Gweru — A TOTAL of 210 white commercial farmers are under prosecution throughout the country for refusing to vacate farms gazetted for redistribution to landless Zimbabweans.
According to a Central Committee report tabled before the Zanu-PF 13th Annual National People's Conference and adopted here, this is despite the fact that the farmers were given time to wind their operations.
This is happening at a time when some Western countries are trying to frustrate the historic land reform programme by launching million dollar lawsuits in international courts.
"A total of 210 white former farmers are under prosecution for failure to vacate gazetted land after the expiry date as required by the Gazetted Land (Consequential Provisions) Act . . . The majority if not all of the former farm owners who refuse to vacate gazetted properties were given time to wind up business and harvest their crops previously," the report said.

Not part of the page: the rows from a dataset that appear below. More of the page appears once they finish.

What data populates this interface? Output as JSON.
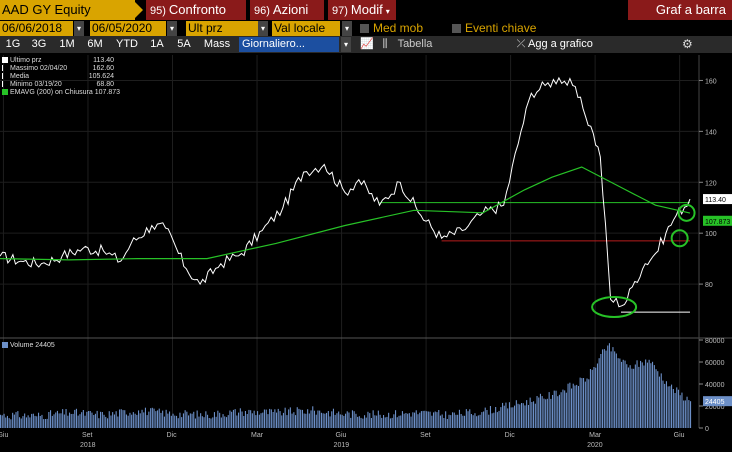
{
  "header": {
    "ticker": "AAD GY Equity",
    "buttons": [
      {
        "num": "95)",
        "label": "Confronto"
      },
      {
        "num": "96)",
        "label": "Azioni"
      },
      {
        "num": "97)",
        "label": "Modif"
      }
    ],
    "graf": "Graf a barra"
  },
  "controls": {
    "date_from": "06/06/2018",
    "date_to": "06/05/2020",
    "field": "Ult prz",
    "currency": "Val locale",
    "med_mob": "Med mob",
    "eventi": "Eventi chiave"
  },
  "toolbar": {
    "periods": [
      "1G",
      "3G",
      "1M",
      "6M",
      "YTD",
      "1A",
      "5A",
      "Mass"
    ],
    "frequency": "Giornaliero...",
    "tabella": "Tabella",
    "agg_grafico": "Agg a grafico"
  },
  "legend": [
    {
      "name": "Ultimo prz",
      "value": "113.40"
    },
    {
      "name": "Massimo 02/04/20",
      "value": "162.60"
    },
    {
      "name": "Media",
      "value": "105.624"
    },
    {
      "name": "Minimo 03/19/20",
      "value": "68.80"
    },
    {
      "name": "EMAVG (200)  on Chiusura",
      "value": "107.873"
    }
  ],
  "volume_legend": "Volume 24405",
  "colors": {
    "price": "#ffffff",
    "ema": "#27c227",
    "volume": "#6c8fc7",
    "accent": "#d9a400",
    "fn": "#8a1a1a"
  },
  "chart_data": {
    "type": "line",
    "x_labels": [
      {
        "label": "Giu",
        "year": ""
      },
      {
        "label": "Set",
        "year": "2018"
      },
      {
        "label": "Dic",
        "year": ""
      },
      {
        "label": "Mar",
        "year": ""
      },
      {
        "label": "Giu",
        "year": "2019"
      },
      {
        "label": "Set",
        "year": ""
      },
      {
        "label": "Dic",
        "year": ""
      },
      {
        "label": "Mar",
        "year": "2020"
      },
      {
        "label": "Giu",
        "year": ""
      }
    ],
    "price_axis": {
      "min": 60,
      "max": 170,
      "ticks": [
        "160",
        "140",
        "120",
        "100",
        "80"
      ]
    },
    "price_tags": {
      "last": "113.40",
      "ema": "107.873"
    },
    "volume_axis": {
      "min": 0,
      "max": 80000,
      "ticks": [
        "80000",
        "60000",
        "40000",
        "20000",
        "0"
      ],
      "last_tag": "24405"
    },
    "price": [
      [
        0,
        91
      ],
      [
        0.03,
        89
      ],
      [
        0.06,
        88
      ],
      [
        0.09,
        91
      ],
      [
        0.12,
        94
      ],
      [
        0.15,
        93
      ],
      [
        0.175,
        89
      ],
      [
        0.19,
        96
      ],
      [
        0.22,
        103
      ],
      [
        0.24,
        102
      ],
      [
        0.27,
        86
      ],
      [
        0.29,
        80
      ],
      [
        0.32,
        88
      ],
      [
        0.35,
        92
      ],
      [
        0.38,
        101
      ],
      [
        0.41,
        110
      ],
      [
        0.44,
        124
      ],
      [
        0.47,
        127
      ],
      [
        0.5,
        116
      ],
      [
        0.52,
        121
      ],
      [
        0.55,
        111
      ],
      [
        0.58,
        120
      ],
      [
        0.61,
        107
      ],
      [
        0.64,
        98
      ],
      [
        0.67,
        101
      ],
      [
        0.7,
        108
      ],
      [
        0.73,
        111
      ],
      [
        0.755,
        140
      ],
      [
        0.77,
        155
      ],
      [
        0.79,
        158
      ],
      [
        0.81,
        161
      ],
      [
        0.83,
        158
      ],
      [
        0.845,
        149
      ],
      [
        0.86,
        139
      ],
      [
        0.87,
        130
      ],
      [
        0.885,
        74
      ],
      [
        0.905,
        72
      ],
      [
        0.92,
        81
      ],
      [
        0.935,
        88
      ],
      [
        0.95,
        92
      ],
      [
        0.965,
        100
      ],
      [
        0.98,
        107
      ],
      [
        1.0,
        113.4
      ]
    ],
    "ema": [
      [
        0,
        90
      ],
      [
        0.1,
        89.5
      ],
      [
        0.2,
        90
      ],
      [
        0.3,
        90
      ],
      [
        0.4,
        96
      ],
      [
        0.5,
        103
      ],
      [
        0.6,
        109
      ],
      [
        0.7,
        108
      ],
      [
        0.76,
        117
      ],
      [
        0.8,
        122
      ],
      [
        0.843,
        126
      ],
      [
        0.9,
        118
      ],
      [
        0.95,
        111
      ],
      [
        1.0,
        107.9
      ]
    ],
    "lines": [
      {
        "name": "hline-high",
        "value": 112,
        "x0": 0.55,
        "x1": 1.0,
        "color": "#27c227"
      },
      {
        "name": "hline-mid",
        "value": 97,
        "x0": 0.64,
        "x1": 1.0,
        "color": "#b71c1c"
      },
      {
        "name": "hline-low",
        "value": 69,
        "x0": 0.9,
        "x1": 1.0,
        "color": "#ffffff"
      }
    ],
    "circles": [
      {
        "name": "circle-low",
        "x": 0.89,
        "value": 71,
        "color": "#27c227"
      },
      {
        "name": "circle-mid",
        "x": 0.985,
        "value": 98,
        "color": "#27c227"
      },
      {
        "name": "circle-high",
        "x": 0.995,
        "value": 108,
        "color": "#27c227"
      }
    ],
    "volume": [
      [
        0.0,
        12000
      ],
      [
        0.05,
        11000
      ],
      [
        0.1,
        14000
      ],
      [
        0.15,
        12000
      ],
      [
        0.2,
        16000
      ],
      [
        0.25,
        13000
      ],
      [
        0.3,
        12000
      ],
      [
        0.35,
        15000
      ],
      [
        0.4,
        14000
      ],
      [
        0.45,
        16000
      ],
      [
        0.5,
        13000
      ],
      [
        0.55,
        12000
      ],
      [
        0.6,
        14000
      ],
      [
        0.65,
        12000
      ],
      [
        0.7,
        15000
      ],
      [
        0.75,
        22000
      ],
      [
        0.8,
        30000
      ],
      [
        0.85,
        45000
      ],
      [
        0.88,
        75000
      ],
      [
        0.91,
        55000
      ],
      [
        0.94,
        62000
      ],
      [
        0.97,
        38000
      ],
      [
        1.0,
        24405
      ]
    ]
  }
}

It revealed that some of the farmers were citing support from some Zanu-PF members for refusing to vacate the farms. There are 198 white owned farms that have not been gazetted. In Manicaland province the properties are mainly holiday homes. The report noted that deliberations on holiday homes by Cabinet were yet to be finalised. Government this year gazetted 3 050 hectares for rural resettlement and urban expansion.
The Ministry of Lands and Rural Resettlement has submitted a framework for farm assessments for productivity and land utilisation to Cabinet and US$30 million is required to carry out the exercise.
"No indications have been received from treasury as to the availability of funds for this exercise which we envisage to cover old resettlement schemes, model A1, A2 farms," the report notes.
The Central Committee report noted that some Western farmers successfully sued Government after it gazetted their farms for resettlement but there was no money to pay them compensation.
"The Dutch farmers who took the country to the International Court for Settlement of Investment Disputes and won have not been paid. In addition, a Germany family, the Von Pezolds, has also taken us to the ISCID for their farms (Forester Estates and Border Timbers properties) which we acquired and partly resettled. We are framing our defence with the Attorney General's Office. The Von Pezolds claim is in the region of US$600 million."
The report by the Central Committee observed that some farms covered by Bilateral Investment Promotion and Protection Agreements were acquired for resettlement. The countries under the Bippas are Denmark, Germany, Italy, Malaysia, Netherlands and Switzerland. Out of 153 farms, 116 were settled by 4 179 families under model A1 and A2 leaving 37 unsettled.
"The agreements require that Government pays fair compensation in currency of former owner's choice for both land and improvements for acquired Bippa farms. In this regard, Government has an outstanding payment of 16 million Euros awarded to Dutch farmers by the ICSID."